Summer's Winners and Losers

What music releases have climbed the charts this season, and what one have fallen flat, from the Indigo Girls to ''The Flintstones''

You’d think that selling 3 million albums would guarantee some kind of success the next time out. But no: It’s a jungle out there, even on the pop charts. Take a look at this summer’s surprising hits and flops and you’ll see what we mean.

WINNERS

*The Lion King Soundtrack With music by Elton John and Tim Rice, this wasn’t an unexpected hit, but the magnitude is staggering: Disney’s first No.1 soundtrack since Mary Poppins has already sold 950,000 copies-271,000 of them the first week.
Recipe for success: Cross-market till you drop — you can’t beat merchandising tie-ins with a monster movie.

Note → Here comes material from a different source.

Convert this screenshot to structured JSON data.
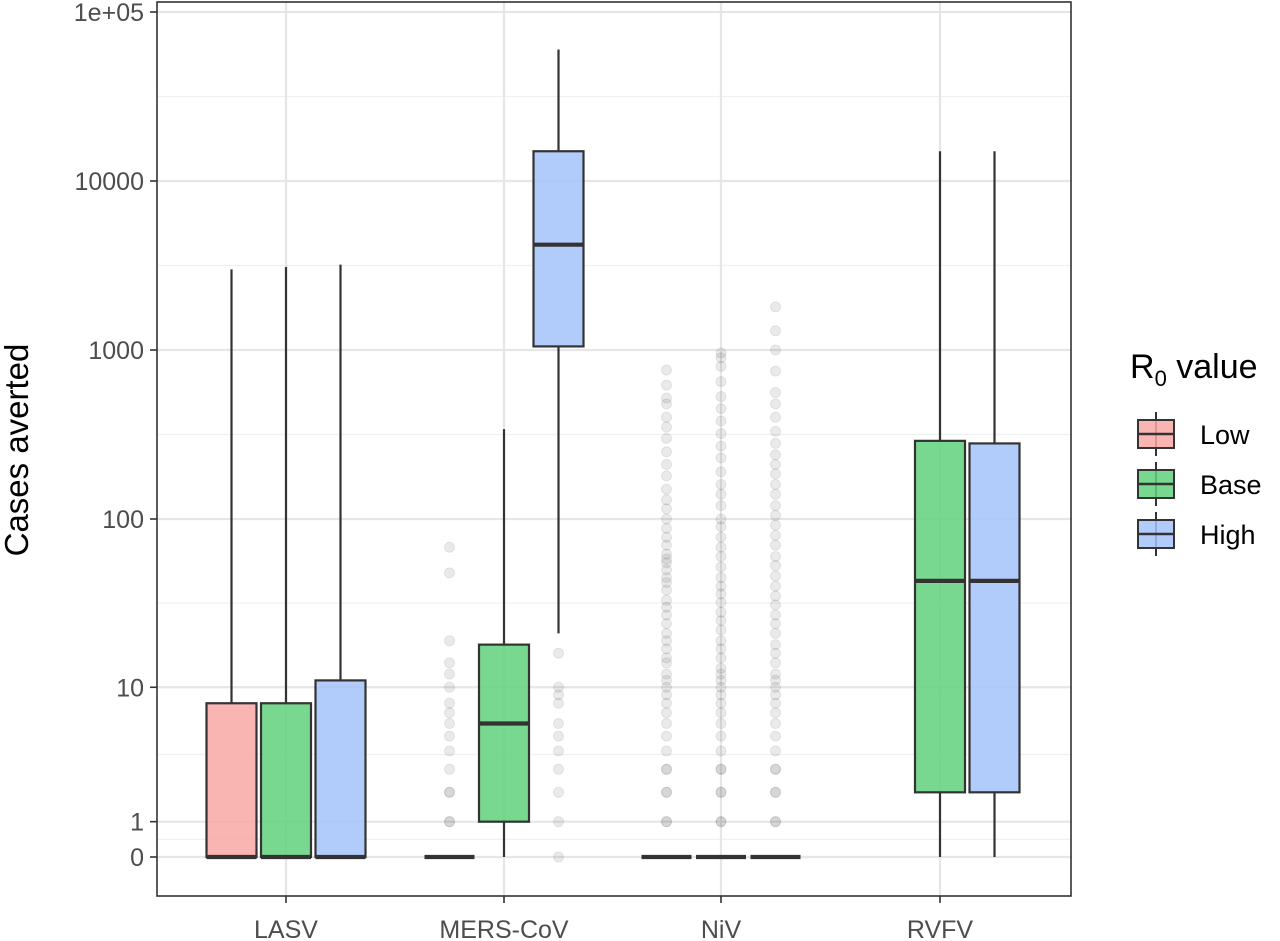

Purple Stone Temple Pilots The No. 1 smash follow-up to STP’s multiplatinum 1992 debut, Core, has sold 937,000 copies, with no signs of cooling — a rarity for hard-rock records, which tend to founder after strong starts.
Recipe for success: Whet appetites by including a song on a hit soundtrack (The Crow) before releasing your album. Record second album before buzz from first wears off. And, last but not least, actually improve.

Swamp Ophelia Indigo Girls The folk-rockers’ sixth album (329,000 sold so far) entered the charts at No. 9, a surprisingly strong debut for a niche act.
Recipe for success: Produce an album a year, tour relentlessly, and hope for the emergence of a new radio format (like album adult alternative, or AAA) that targets your eclectic, more mature, pop-and-rock-loving audience.

Dookie Green Day These obscure indie-label darlings have sailed into major-label nirvana with their third album, now at gold level (500,000-plus copies).
Recipe for success: Get MTV’s Buzz Bin on your side. Tap into a new youth subculture that offends adults. ”I call it dork rock,” says one underwhelmed label VP. ”It’s like the Becks and Pavements — I don’t understand it at all.” Exactly.

LOSERS

Turn It Upside Down Spin Doctors Despite sales of 3.6 million copies of their first album, 1992’s Pocket Full of Kryptonite, this studio follow-up has sold only 127,000 since debuting at a feeble 28 in early July.
Recipe for disaster: Release a first single (”Cleopatra’s Cat”) that sucks.
Can this album be saved? Their stronger, second single (”You Let Your Heart Go Too Fast”) and a summer tour, with hot opening act the Gin Blossoms, could help.

Zingalamaduni Arrested Development Another act with a triple-platinum 1992 debut strikes out. Four weeks after entering the charts at No. 55, the Grammy-winning rappers free-fall to 108, with only 61,000 copies sold to date.
Recipe for disaster: Shove peace, love, and understanding (and a nearly unpronounceable album title) down your audience’s throat.
Can this album be saved? Maybe if they join a gang.

Heart, Soul & a Voice Jon Secada Secada’s 1992 self-titled, double-platinum debut turned the Afro-Cuban-American smoothy into an international star, but Heart has yet to move beyond No. 21.
Recipe for disaster: Have your label push your first album with a massive marketing blitz, thus creating unrealistic expectations for your second.
Can this album be saved? That first album didn’t truly click until 11 months after its release. SBK could make the same thing happen for Heart — if it wants to dig into its pockets again.

Walk On Boston After a decent debut (No. 7), the album some pegged as this summer’s Bat Out of Hell II-style comeback sits at an unimpressive 36.
Recipe for disaster: Produce the same album you’ve been doing for 16 years. Then have your label ignore it (interviews with leader Tom Scholz were conspicuously absent in the press). ”To be honest,” admits one label’s VP, ”I didn’t even know it was out.”
Can this album be saved? Do dinosaurs still walk the earth?

The Flintstones: Music from Bedrock Soundtrack The movie’s $119 million box office didn’t help the soundtrack, which peaked at No. 73.
Recipe for disaster: Ask a campy band (the B-52’s) to cover a campy theme song, then release it as a single that sinks like a, er, stone.
Can this album be saved? ”Wil-maaaa!!!!”